Lebih memperhatikan aspek-aspek berikut:
Mencegah terjadinya sudut mati. Selama penggunaan normal peralatan pengeringan lumpur, sering terjadi pengendapan dan akumulasi bahan padat atau cairan lokal. Adanya fenomena ini di satu sisi akan menyebabkan agregasi atau konsentrasi lokal selama pengoperasian peralatan. Menyebabkan korosi pada peralatan pengeringan lumpur, di satu sisi akan terus menyebabkan korosi pada peralatan pengeringan lumpur ketika peralatan pengeringan lumpur berhenti beroperasi.

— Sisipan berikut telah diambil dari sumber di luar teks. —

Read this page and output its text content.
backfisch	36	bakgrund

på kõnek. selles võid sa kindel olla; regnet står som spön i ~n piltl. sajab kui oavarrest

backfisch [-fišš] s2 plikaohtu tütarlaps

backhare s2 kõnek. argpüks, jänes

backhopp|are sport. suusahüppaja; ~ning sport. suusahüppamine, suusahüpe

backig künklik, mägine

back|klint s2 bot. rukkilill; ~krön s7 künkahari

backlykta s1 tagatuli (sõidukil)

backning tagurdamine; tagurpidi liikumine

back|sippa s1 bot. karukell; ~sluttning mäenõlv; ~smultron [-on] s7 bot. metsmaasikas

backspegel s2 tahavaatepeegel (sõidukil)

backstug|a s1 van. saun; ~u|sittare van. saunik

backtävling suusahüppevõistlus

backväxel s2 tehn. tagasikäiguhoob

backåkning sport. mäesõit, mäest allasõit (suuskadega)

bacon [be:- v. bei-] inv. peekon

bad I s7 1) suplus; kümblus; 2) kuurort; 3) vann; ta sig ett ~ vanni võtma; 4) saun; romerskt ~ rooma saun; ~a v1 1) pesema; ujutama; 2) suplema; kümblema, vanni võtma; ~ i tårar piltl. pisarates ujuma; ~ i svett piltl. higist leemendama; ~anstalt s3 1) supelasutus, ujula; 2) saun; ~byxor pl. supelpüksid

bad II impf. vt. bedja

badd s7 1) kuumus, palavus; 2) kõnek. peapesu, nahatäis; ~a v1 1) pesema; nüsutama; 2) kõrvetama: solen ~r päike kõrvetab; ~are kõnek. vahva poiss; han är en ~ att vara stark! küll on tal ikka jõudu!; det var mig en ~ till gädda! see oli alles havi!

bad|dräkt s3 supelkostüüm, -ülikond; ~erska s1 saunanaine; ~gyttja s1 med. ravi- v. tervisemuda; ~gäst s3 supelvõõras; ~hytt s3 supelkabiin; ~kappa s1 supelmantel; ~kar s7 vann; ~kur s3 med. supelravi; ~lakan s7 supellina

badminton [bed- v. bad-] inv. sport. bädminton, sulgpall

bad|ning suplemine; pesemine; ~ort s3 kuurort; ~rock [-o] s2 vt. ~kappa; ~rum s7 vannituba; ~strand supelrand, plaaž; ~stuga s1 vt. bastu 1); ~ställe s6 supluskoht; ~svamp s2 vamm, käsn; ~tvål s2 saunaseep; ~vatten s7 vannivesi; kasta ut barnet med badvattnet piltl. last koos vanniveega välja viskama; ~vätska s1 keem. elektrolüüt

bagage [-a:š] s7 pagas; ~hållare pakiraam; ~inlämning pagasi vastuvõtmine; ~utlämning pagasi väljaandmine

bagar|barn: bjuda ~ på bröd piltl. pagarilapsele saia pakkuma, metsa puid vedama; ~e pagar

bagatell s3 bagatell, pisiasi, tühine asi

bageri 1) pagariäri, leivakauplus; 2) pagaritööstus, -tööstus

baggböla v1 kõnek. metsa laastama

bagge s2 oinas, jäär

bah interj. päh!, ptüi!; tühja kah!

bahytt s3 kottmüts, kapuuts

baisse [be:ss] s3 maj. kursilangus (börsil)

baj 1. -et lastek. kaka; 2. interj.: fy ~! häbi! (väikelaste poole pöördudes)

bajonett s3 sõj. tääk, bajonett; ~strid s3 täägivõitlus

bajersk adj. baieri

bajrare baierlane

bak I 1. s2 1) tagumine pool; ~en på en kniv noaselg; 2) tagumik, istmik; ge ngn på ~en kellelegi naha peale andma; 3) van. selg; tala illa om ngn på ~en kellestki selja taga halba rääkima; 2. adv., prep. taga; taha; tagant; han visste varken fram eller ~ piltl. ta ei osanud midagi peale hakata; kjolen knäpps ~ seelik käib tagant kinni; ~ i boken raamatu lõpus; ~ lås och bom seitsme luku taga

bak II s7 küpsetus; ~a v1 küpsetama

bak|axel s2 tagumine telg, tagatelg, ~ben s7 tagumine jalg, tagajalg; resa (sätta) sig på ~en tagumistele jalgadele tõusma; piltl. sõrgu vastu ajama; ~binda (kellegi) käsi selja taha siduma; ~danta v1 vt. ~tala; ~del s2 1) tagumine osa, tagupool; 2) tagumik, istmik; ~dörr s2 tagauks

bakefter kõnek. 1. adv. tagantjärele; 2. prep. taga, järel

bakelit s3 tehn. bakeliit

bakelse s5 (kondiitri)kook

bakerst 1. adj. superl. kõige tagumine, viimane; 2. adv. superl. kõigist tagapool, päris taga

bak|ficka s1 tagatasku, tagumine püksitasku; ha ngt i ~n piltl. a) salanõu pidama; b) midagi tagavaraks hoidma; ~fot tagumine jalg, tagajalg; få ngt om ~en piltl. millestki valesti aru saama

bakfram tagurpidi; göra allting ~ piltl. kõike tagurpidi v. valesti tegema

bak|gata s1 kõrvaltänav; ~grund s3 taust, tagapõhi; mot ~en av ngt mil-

Mencegah terjadinya kesenjangan peralatan. Peralatan pada industri pengeringan lumpur rentan terhadap celah yang mudah terjadi di tempat yang sirkulasi cairannya tidak lancar. Apa saja yang harus diperhatikan dalam desain struktur anti korosi pada mesin pengering lumpur? Korosi celah. Misalnya, peralatan pengeringan lumpur yang terbuat dari peralatan baja karbon, peralatan aluminium, peralatan baja tahan karat, peralatan baja paduan rendah dan bahan terkait lainnya rentan terhadap korosi celah. Sekali terjadi korosi celah pada peralatan, selanjutnya akan menyebabkan terjadinya korosi tegangan dan korosi lubang sehingga menyebabkan kerusakan lebih lanjut pada peralatan pengeringan lumpur. Untuk mengatasi masalah tersebut, apa saja yang harus diperhatikan dalam perancangan struktur anti korosi pada pengering lumpur? Ini adalah cara yang baik untuk mencegah korosi celah dengan menyelesaikan masalah ini tepat pada waktunya ketika struktur dirancang.
Sambungan dan permukaan penyegelan rentan terhadap masalah korosi ini. Dibandingkan dengan sambungan baut, metode pengelasan dapat secara efektif mencegah celah pada bagian sambungan.